Students must make any permanent name or address change at the Registrar's Office in Cambridge or at the Director's Office at the Regional Centers. A change in name requires the appropriate legal document subject to the specific instance, such as a marriage certificate. An address change requires official proof such as a utility bill, rental lease, mortgage, or other appropriate documentation. These changes must be updated in Jenzabar before requesting the refund.

Red Flags
The following red flags are potential indicators of fraud. Any time a red flag, or a situation closely resembling a red flag is apparent, it will be investigated. No changes will be made to a student's permanent record until the potential fraud is resolved.

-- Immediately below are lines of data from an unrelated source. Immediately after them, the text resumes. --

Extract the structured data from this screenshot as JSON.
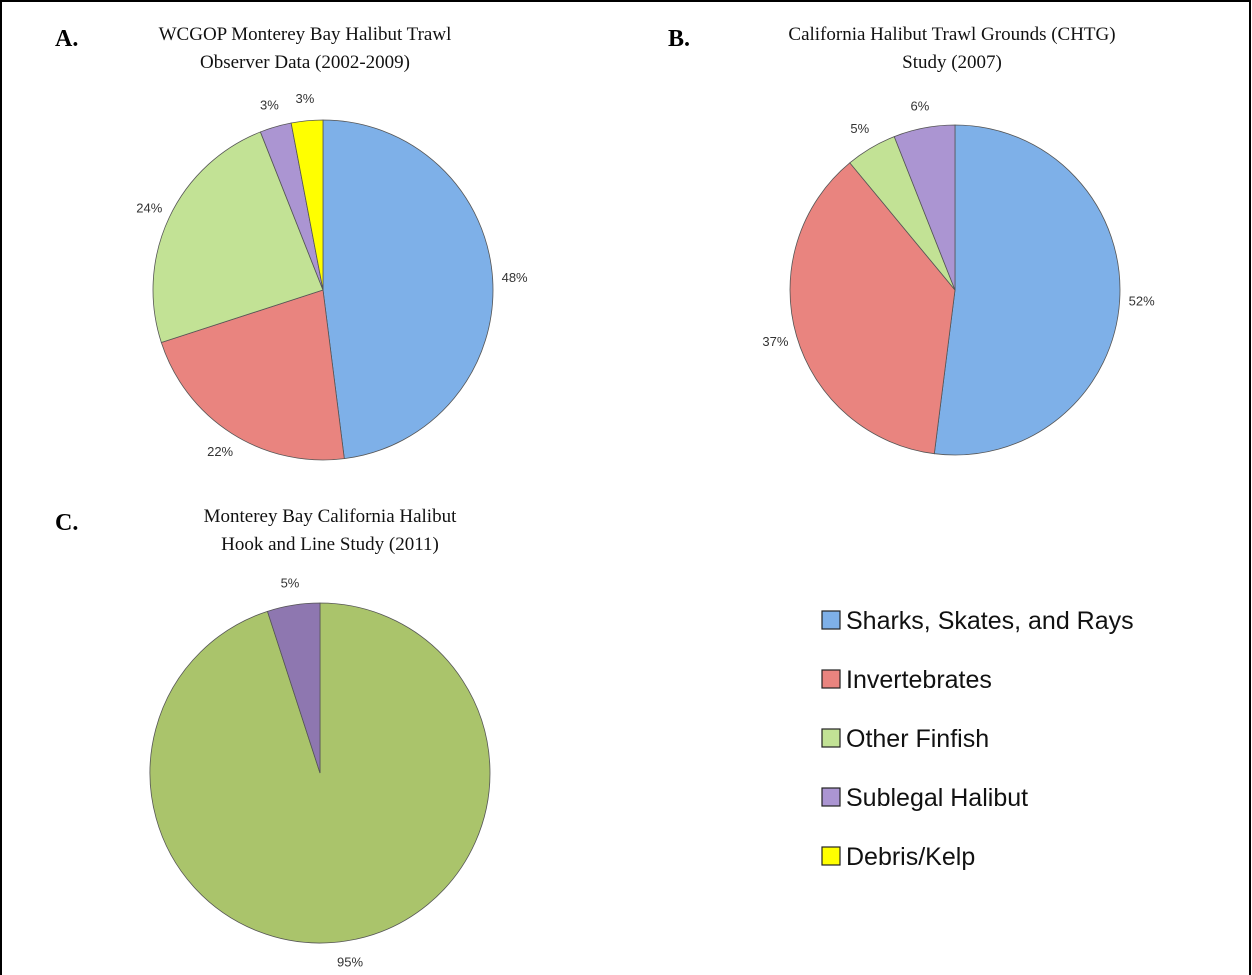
{
  "chart_data": [
    {
      "type": "pie",
      "panel": "A.",
      "title": [
        "WCGOP Monterey Bay Halibut Trawl",
        "Observer Data (2002-2009)"
      ],
      "categories": [
        "Sharks, Skates, and Rays",
        "Invertebrates",
        "Other Finfish",
        "Sublegal Halibut",
        "Debris/Kelp"
      ],
      "values": [
        48,
        22,
        24,
        3,
        3
      ],
      "value_labels": [
        "48%",
        "22%",
        "24%",
        "3%",
        "3%"
      ],
      "colors": [
        "#7eb0e8",
        "#e9847f",
        "#c2e295",
        "#ab95d2",
        "#ffff00"
      ],
      "legend": true
    },
    {
      "type": "pie",
      "panel": "B.",
      "title": [
        "California Halibut Trawl Grounds (CHTG)",
        "Study (2007)"
      ],
      "categories": [
        "Sharks, Skates, and Rays",
        "Invertebrates",
        "Other Finfish",
        "Sublegal Halibut"
      ],
      "values": [
        52,
        37,
        5,
        6
      ],
      "value_labels": [
        "52%",
        "37%",
        "5%",
        "6%"
      ],
      "colors": [
        "#7eb0e8",
        "#e9847f",
        "#c2e295",
        "#ab95d2"
      ]
    },
    {
      "type": "pie",
      "panel": "C.",
      "title": [
        "Monterey Bay California Halibut",
        "Hook and Line Study (2011)"
      ],
      "categories": [
        "Other Finfish",
        "Sublegal Halibut"
      ],
      "values": [
        95,
        5
      ],
      "value_labels": [
        "95%",
        "5%"
      ],
      "colors": [
        "#aac46b",
        "#8e77b0"
      ]
    }
  ]
}
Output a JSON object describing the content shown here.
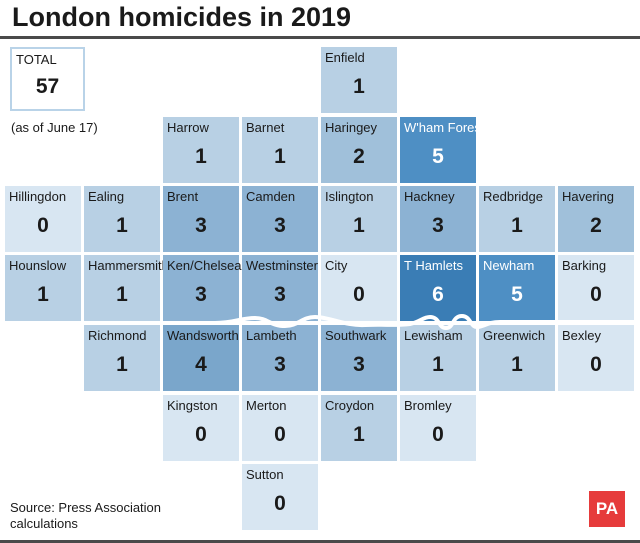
{
  "title": "London homicides in 2019",
  "total": {
    "label": "TOTAL",
    "value": "57"
  },
  "as_of": "(as of June 17)",
  "tiles": [
    {
      "name": "Enfield",
      "value": "1"
    },
    {
      "name": "Harrow",
      "value": "1"
    },
    {
      "name": "Barnet",
      "value": "1"
    },
    {
      "name": "Haringey",
      "value": "2"
    },
    {
      "name": "W'ham Forest",
      "value": "5"
    },
    {
      "name": "Hillingdon",
      "value": "0"
    },
    {
      "name": "Ealing",
      "value": "1"
    },
    {
      "name": "Brent",
      "value": "3"
    },
    {
      "name": "Camden",
      "value": "3"
    },
    {
      "name": "Islington",
      "value": "1"
    },
    {
      "name": "Hackney",
      "value": "3"
    },
    {
      "name": "Redbridge",
      "value": "1"
    },
    {
      "name": "Havering",
      "value": "2"
    },
    {
      "name": "Hounslow",
      "value": "1"
    },
    {
      "name": "Hammersmith",
      "value": "1"
    },
    {
      "name": "Ken/Chelsea",
      "value": "3"
    },
    {
      "name": "Westminster",
      "value": "3"
    },
    {
      "name": "City",
      "value": "0"
    },
    {
      "name": "T Hamlets",
      "value": "6"
    },
    {
      "name": "Newham",
      "value": "5"
    },
    {
      "name": "Barking",
      "value": "0"
    },
    {
      "name": "Richmond",
      "value": "1"
    },
    {
      "name": "Wandsworth",
      "value": "4"
    },
    {
      "name": "Lambeth",
      "value": "3"
    },
    {
      "name": "Southwark",
      "value": "3"
    },
    {
      "name": "Lewisham",
      "value": "1"
    },
    {
      "name": "Greenwich",
      "value": "1"
    },
    {
      "name": "Bexley",
      "value": "0"
    },
    {
      "name": "Kingston",
      "value": "0"
    },
    {
      "name": "Merton",
      "value": "0"
    },
    {
      "name": "Croydon",
      "value": "1"
    },
    {
      "name": "Bromley",
      "value": "0"
    },
    {
      "name": "Sutton",
      "value": "0"
    }
  ],
  "source": {
    "line1": "Source: Press Association",
    "line2": "calculations"
  },
  "logo_text": "PA"
}
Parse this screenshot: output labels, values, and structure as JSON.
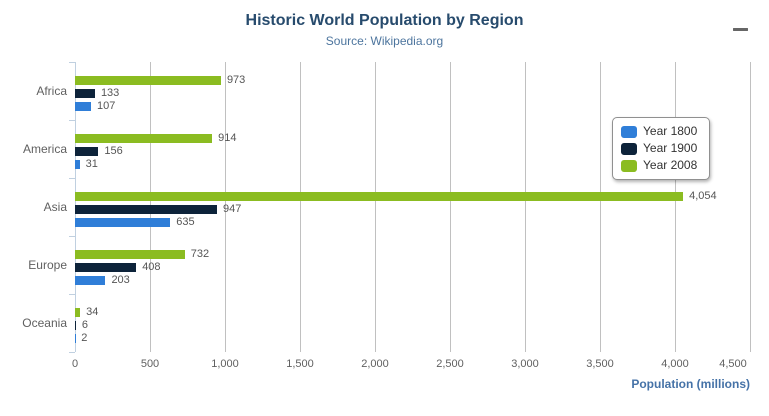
{
  "header": {
    "title": "Historic World Population by Region",
    "subtitle": "Source: Wikipedia.org"
  },
  "menu": {
    "icon": "hamburger-menu-icon"
  },
  "chart_data": {
    "type": "bar",
    "orientation": "horizontal",
    "title": "Historic World Population by Region",
    "subtitle": "Source: Wikipedia.org",
    "categories": [
      "Africa",
      "America",
      "Asia",
      "Europe",
      "Oceania"
    ],
    "series": [
      {
        "name": "Year 1800",
        "color": "#2f7ed8",
        "values": [
          107,
          31,
          635,
          203,
          2
        ]
      },
      {
        "name": "Year 1900",
        "color": "#0d233a",
        "values": [
          133,
          156,
          947,
          408,
          6
        ]
      },
      {
        "name": "Year 2008",
        "color": "#8bbc21",
        "values": [
          973,
          914,
          4054,
          732,
          34
        ]
      }
    ],
    "series_display_order_top_to_bottom": [
      "Year 2008",
      "Year 1900",
      "Year 1800"
    ],
    "data_labels": true,
    "xlabel": "Population (millions)",
    "value_axis": {
      "min": 0,
      "max": 4500,
      "tick_interval": 500,
      "ticks": [
        0,
        500,
        1000,
        1500,
        2000,
        2500,
        3000,
        3500,
        4000,
        4500
      ]
    },
    "grid": true,
    "legend": {
      "position": "right",
      "items": [
        "Year 1800",
        "Year 1900",
        "Year 2008"
      ]
    }
  },
  "colors": {
    "title": "#274b6d",
    "subtitle": "#4d759e",
    "axis_label": "#606060",
    "axis_title": "#4572a7",
    "gridline": "#c0c0c0",
    "axis_line": "#c0d0e0",
    "data_label": "#555555",
    "legend_border": "#909090",
    "legend_text": "#333333",
    "menu_icon": "#666666"
  }
}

1. Documents provided for identification appear to have been altered or forged;

2. The photograph or physical description on the identification is not consistent with the appearance of the student presenting the identification;

3. A request made from a non-College issued e-mail account;

4. A request to mail something to an address not listed on file; and

5. Notice from customers, victims of identity theft, law enforcement authorities, or other persons regarding possible identity theft in connection with covered accounts.

Response to Red Flags

The program provides appropriate responses to detect red flags to prevent and mitigate identity theft. The appropriate responses to the relevant red flags are as follows:

1. Deny access to the covered account until other information is available to eliminate the Red Flag;

2. Contact the student or employee;

3. Change any passwords, security codes or other security devices that permit access to a covered account,

4. Notify law enforcement; or

5. Determine no response is warranted under the particular circumstances.

Oversight of the Program

Responsibility for developing, implementing and updating this Program resides with the College's Controller. The Controller is responsible for program administration, ensuring appropriate training of the College's staff on the Program, reviewing any staff reports regarding the detection of red flags on the identified covered accounts and the steps for preventing and mitigating Identity theft, determining which steps of prevention and mitigation should be taken in particular circumstances and considering periodic changes to the Program.

Updating the Program

This Program will be periodically reviewed and updated to reflect changes in risks to students and the soundness of the College from identity theft related to the noted covered accounts. At least once per fiscal year, the Controller will consider the College's experiences with identity theft, changes in identity theft methods, changes in identity theft detection and prevention methods, changes in types of accounts the College maintains and changes in the College's business arrangements with other entities, as they relate to this program. After considering these factors in consultation with the Vice President for Finance and Administration, the Controller will determine whether changes to the Program, including the listing of red flags, are warranted. If warranted, the Program will be updated.

Staff Training

College staff responsible for implementing the Program shall be trained either by or under the direction of the Comptroller in the detection of red flags, and the responsive steps to be taken when a Red Flag is detected.

 

Individual Responsible for Revision and Implementation: Vice President for Finance and Administration and the Cambridge College Controller.